Nowadays the applications in multimedia domain require that the Speech/Music classifier has many other merits in addition to the accuracy, such as short-time delay and low complexity. So WU Qiong, DENG Haojiang and WANG Jinlin of Institute of Acoustics, Chinese Academy of Sciences, in collaboration with YAN Qin of Information Engineering College, Hohai University endeavored to form a novel Speech/Music classifier by using different data mining methods.

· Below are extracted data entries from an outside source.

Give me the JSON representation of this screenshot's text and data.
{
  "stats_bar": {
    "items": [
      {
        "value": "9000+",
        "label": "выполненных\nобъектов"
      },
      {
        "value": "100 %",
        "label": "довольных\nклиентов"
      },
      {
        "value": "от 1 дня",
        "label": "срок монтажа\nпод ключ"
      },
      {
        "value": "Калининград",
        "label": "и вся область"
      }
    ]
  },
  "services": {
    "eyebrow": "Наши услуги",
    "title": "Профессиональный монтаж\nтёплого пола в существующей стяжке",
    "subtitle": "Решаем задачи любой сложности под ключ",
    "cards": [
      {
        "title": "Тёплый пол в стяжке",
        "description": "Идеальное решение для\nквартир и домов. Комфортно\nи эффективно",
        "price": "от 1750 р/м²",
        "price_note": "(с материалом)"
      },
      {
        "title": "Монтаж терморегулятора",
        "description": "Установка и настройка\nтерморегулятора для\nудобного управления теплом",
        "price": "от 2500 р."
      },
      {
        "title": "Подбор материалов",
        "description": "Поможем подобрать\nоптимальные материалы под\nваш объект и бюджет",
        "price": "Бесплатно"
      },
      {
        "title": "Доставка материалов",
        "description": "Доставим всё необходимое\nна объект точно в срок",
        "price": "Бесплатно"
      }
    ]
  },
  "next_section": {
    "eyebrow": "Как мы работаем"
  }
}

They create a system by analyzing the inherent validity of diverse features extracted from the audio, building a hierarchical structure of oblique decision trees (HODT) to maintain optimal performances, and applying a novel context-based state transform (ST) strategy to refine the classification results. They propose an algorithm evaluated by a set of 5-11 min 702 audio files, which are made from 54 speech or music files according to different Signal-to-Noise Ratio (SNR) levels and diverse noise types. The researchers conduct practical experiment and results show that the proposed classifier outperforms AMR-WB+ by achieving 97.9% and 95.9% in classification rate at the 10 ms frame level in pure and high SNR (> = 20 dB) environment, respectively. The post-processing ST strategy further enhances the system performance, particularly at low SNR circumstances (10 dB), with 5.6% up in the accuracy rate. In addition, the complexity of the proposed system is lower than 1WMOPS which make it easily adaptable to many scenarios.
The research result was published on the recently issued journal of Computer Speech and Language (Volume 24, Issue 2, April 2010, Pages 257-272).